The Howard County school board said yesterday that it wants to offer a four-year contract to Interim Superintendent Sydney L. Cousin, an abrupt departure from its earlier plan to conduct a national search for a permanent leader.
The board had hired a private firm to help it find suitable candidates for the job and expected to spend almost a year on the search before naming a superintendent. But in a closed meeting Thursday, after the last of the county's high school graduations, the board decided to scrap that plan and offer the job to Cousin.
"There was just more and more evidence . . . that Sydney Cousin was the right person for Howard County," said board member Joshua M. Kaufman, who is coordinating the search.
Cousin said he would accept the job if the board offered it to him. He said that over the next four years, he would hope to increase communication between schools and the county Department of Education. He also said he is committed to Howard's plans to close the achievement gap between white students and their black and Hispanic counterparts.

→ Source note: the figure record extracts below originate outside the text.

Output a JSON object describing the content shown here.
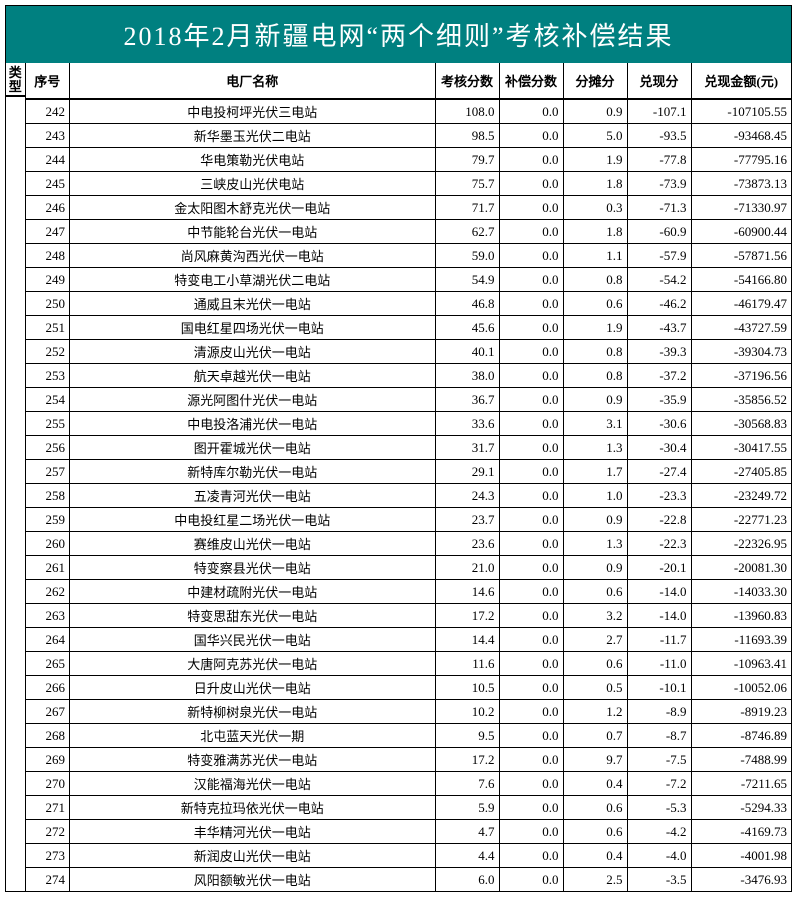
{
  "title": "2018年2月新疆电网“两个细则”考核补偿结果",
  "colors": {
    "header_bg": "#008080",
    "header_text": "#ffffff",
    "border": "#000000",
    "bg": "#ffffff"
  },
  "headers": {
    "type": "类型",
    "seq": "序号",
    "name": "电厂名称",
    "score": "考核分数",
    "comp": "补偿分数",
    "share": "分摊分",
    "cash_pts": "兑现分",
    "cash_amt": "兑现金额(元)"
  },
  "rows": [
    {
      "seq": "242",
      "name": "中电投柯坪光伏三电站",
      "score": "108.0",
      "comp": "0.0",
      "share": "0.9",
      "cash_pts": "-107.1",
      "cash_amt": "-107105.55"
    },
    {
      "seq": "243",
      "name": "新华墨玉光伏二电站",
      "score": "98.5",
      "comp": "0.0",
      "share": "5.0",
      "cash_pts": "-93.5",
      "cash_amt": "-93468.45"
    },
    {
      "seq": "244",
      "name": "华电策勒光伏电站",
      "score": "79.7",
      "comp": "0.0",
      "share": "1.9",
      "cash_pts": "-77.8",
      "cash_amt": "-77795.16"
    },
    {
      "seq": "245",
      "name": "三峡皮山光伏电站",
      "score": "75.7",
      "comp": "0.0",
      "share": "1.8",
      "cash_pts": "-73.9",
      "cash_amt": "-73873.13"
    },
    {
      "seq": "246",
      "name": "金太阳图木舒克光伏一电站",
      "score": "71.7",
      "comp": "0.0",
      "share": "0.3",
      "cash_pts": "-71.3",
      "cash_amt": "-71330.97"
    },
    {
      "seq": "247",
      "name": "中节能轮台光伏一电站",
      "score": "62.7",
      "comp": "0.0",
      "share": "1.8",
      "cash_pts": "-60.9",
      "cash_amt": "-60900.44"
    },
    {
      "seq": "248",
      "name": "尚风麻黄沟西光伏一电站",
      "score": "59.0",
      "comp": "0.0",
      "share": "1.1",
      "cash_pts": "-57.9",
      "cash_amt": "-57871.56"
    },
    {
      "seq": "249",
      "name": "特变电工小草湖光伏二电站",
      "score": "54.9",
      "comp": "0.0",
      "share": "0.8",
      "cash_pts": "-54.2",
      "cash_amt": "-54166.80"
    },
    {
      "seq": "250",
      "name": "通威且末光伏一电站",
      "score": "46.8",
      "comp": "0.0",
      "share": "0.6",
      "cash_pts": "-46.2",
      "cash_amt": "-46179.47"
    },
    {
      "seq": "251",
      "name": "国电红星四场光伏一电站",
      "score": "45.6",
      "comp": "0.0",
      "share": "1.9",
      "cash_pts": "-43.7",
      "cash_amt": "-43727.59"
    },
    {
      "seq": "252",
      "name": "清源皮山光伏一电站",
      "score": "40.1",
      "comp": "0.0",
      "share": "0.8",
      "cash_pts": "-39.3",
      "cash_amt": "-39304.73"
    },
    {
      "seq": "253",
      "name": "航天卓越光伏一电站",
      "score": "38.0",
      "comp": "0.0",
      "share": "0.8",
      "cash_pts": "-37.2",
      "cash_amt": "-37196.56"
    },
    {
      "seq": "254",
      "name": "源光阿图什光伏一电站",
      "score": "36.7",
      "comp": "0.0",
      "share": "0.9",
      "cash_pts": "-35.9",
      "cash_amt": "-35856.52"
    },
    {
      "seq": "255",
      "name": "中电投洛浦光伏一电站",
      "score": "33.6",
      "comp": "0.0",
      "share": "3.1",
      "cash_pts": "-30.6",
      "cash_amt": "-30568.83"
    },
    {
      "seq": "256",
      "name": "图开霍城光伏一电站",
      "score": "31.7",
      "comp": "0.0",
      "share": "1.3",
      "cash_pts": "-30.4",
      "cash_amt": "-30417.55"
    },
    {
      "seq": "257",
      "name": "新特库尔勒光伏一电站",
      "score": "29.1",
      "comp": "0.0",
      "share": "1.7",
      "cash_pts": "-27.4",
      "cash_amt": "-27405.85"
    },
    {
      "seq": "258",
      "name": "五凌青河光伏一电站",
      "score": "24.3",
      "comp": "0.0",
      "share": "1.0",
      "cash_pts": "-23.3",
      "cash_amt": "-23249.72"
    },
    {
      "seq": "259",
      "name": "中电投红星二场光伏一电站",
      "score": "23.7",
      "comp": "0.0",
      "share": "0.9",
      "cash_pts": "-22.8",
      "cash_amt": "-22771.23"
    },
    {
      "seq": "260",
      "name": "赛维皮山光伏一电站",
      "score": "23.6",
      "comp": "0.0",
      "share": "1.3",
      "cash_pts": "-22.3",
      "cash_amt": "-22326.95"
    },
    {
      "seq": "261",
      "name": "特变察县光伏一电站",
      "score": "21.0",
      "comp": "0.0",
      "share": "0.9",
      "cash_pts": "-20.1",
      "cash_amt": "-20081.30"
    },
    {
      "seq": "262",
      "name": "中建材疏附光伏一电站",
      "score": "14.6",
      "comp": "0.0",
      "share": "0.6",
      "cash_pts": "-14.0",
      "cash_amt": "-14033.30"
    },
    {
      "seq": "263",
      "name": "特变思甜东光伏一电站",
      "score": "17.2",
      "comp": "0.0",
      "share": "3.2",
      "cash_pts": "-14.0",
      "cash_amt": "-13960.83"
    },
    {
      "seq": "264",
      "name": "国华兴民光伏一电站",
      "score": "14.4",
      "comp": "0.0",
      "share": "2.7",
      "cash_pts": "-11.7",
      "cash_amt": "-11693.39"
    },
    {
      "seq": "265",
      "name": "大唐阿克苏光伏一电站",
      "score": "11.6",
      "comp": "0.0",
      "share": "0.6",
      "cash_pts": "-11.0",
      "cash_amt": "-10963.41"
    },
    {
      "seq": "266",
      "name": "日升皮山光伏一电站",
      "score": "10.5",
      "comp": "0.0",
      "share": "0.5",
      "cash_pts": "-10.1",
      "cash_amt": "-10052.06"
    },
    {
      "seq": "267",
      "name": "新特柳树泉光伏一电站",
      "score": "10.2",
      "comp": "0.0",
      "share": "1.2",
      "cash_pts": "-8.9",
      "cash_amt": "-8919.23"
    },
    {
      "seq": "268",
      "name": "北屯蓝天光伏一期",
      "score": "9.5",
      "comp": "0.0",
      "share": "0.7",
      "cash_pts": "-8.7",
      "cash_amt": "-8746.89"
    },
    {
      "seq": "269",
      "name": "特变雅满苏光伏一电站",
      "score": "17.2",
      "comp": "0.0",
      "share": "9.7",
      "cash_pts": "-7.5",
      "cash_amt": "-7488.99"
    },
    {
      "seq": "270",
      "name": "汉能福海光伏一电站",
      "score": "7.6",
      "comp": "0.0",
      "share": "0.4",
      "cash_pts": "-7.2",
      "cash_amt": "-7211.65"
    },
    {
      "seq": "271",
      "name": "新特克拉玛依光伏一电站",
      "score": "5.9",
      "comp": "0.0",
      "share": "0.6",
      "cash_pts": "-5.3",
      "cash_amt": "-5294.33"
    },
    {
      "seq": "272",
      "name": "丰华精河光伏一电站",
      "score": "4.7",
      "comp": "0.0",
      "share": "0.6",
      "cash_pts": "-4.2",
      "cash_amt": "-4169.73"
    },
    {
      "seq": "273",
      "name": "新润皮山光伏一电站",
      "score": "4.4",
      "comp": "0.0",
      "share": "0.4",
      "cash_pts": "-4.0",
      "cash_amt": "-4001.98"
    },
    {
      "seq": "274",
      "name": "风阳额敏光伏一电站",
      "score": "6.0",
      "comp": "0.0",
      "share": "2.5",
      "cash_pts": "-3.5",
      "cash_amt": "-3476.93"
    }
  ]
}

"I think that the job that [the board] hired me to do as an interim superintendent is not finished and cannot be finished in a short period of time," he said. "To put things into place and then to potentially have them undone would not serve me or the school system very well."
Cousin took office March 1, after a bitter breakup between the five-member school board and former superintendent John O'Rourke. The board had decided early this year not to renew O'Rourke's four-year contract, and he left the $197,000-a-year job at the end of February.
Originally, Cousin was slated to serve through the end of O'Rourke's term in June. The board had asked state schools Superintendent Nancy S. Grasmick in March for permission to appoint Cousin to a one-year interim term to give members time to find a permanent leader. Grasmick denied the request and said the board should do its best to find a new superintendent by July 1, as required by state law.
Cousin, 58, has said several times that he intends to apply for the permanent position.
In a news release, the board said it intends to gather public comment on its plan to offer the job to Cousin at its regular meeting Thursday and will hold a meeting between him and residents June 16. Board members hope to make a final decision by June 22.
Deborah Wessner, president of the county PTA Council, said that parents have not had enough time to get to know Cousin and that a national search might find other qualified candidates.
"I don't think parents in general know what Dr. Cousin's values are," she said. "To suddenly have this be a fait accompli when in fact [the board] had indicated . . . a totally different approach is very surprising."
Board Chairman Courtney Watson said in the release that conducting a national search "would bring another year of uncertainty." Howard, the state's academically top-ranked school system, has been in turmoil over the past several months over accusations of improper grade changes at two high schools and a shake-up among top officials.
Cousin announced an overhaul of top-tier positions last month and rehired several key officials who had left during O'Rourke's administration. Cousin himself had left Howard during the previous superintendent's tenure. He retired as deputy superintendent in July after 16 years in the school system. He took a job with the District public schools as chief of facilities before returning to Howard as interim superintendent in March.
Joseph Staub, head of the county teachers union, said that it has "had a very positive working relationship with Dr. Cousin in the past" and hopes to develop a "true partnership" with the school system.
Kaufman said the board will not have to fulfill its $39,000 contract with the search firm Ray & Associates, based in Iowa, but will likely hire the firm as a consultant to help ease the transition to a new superintendent. He also said the board has not discussed what Cousin's salary would be.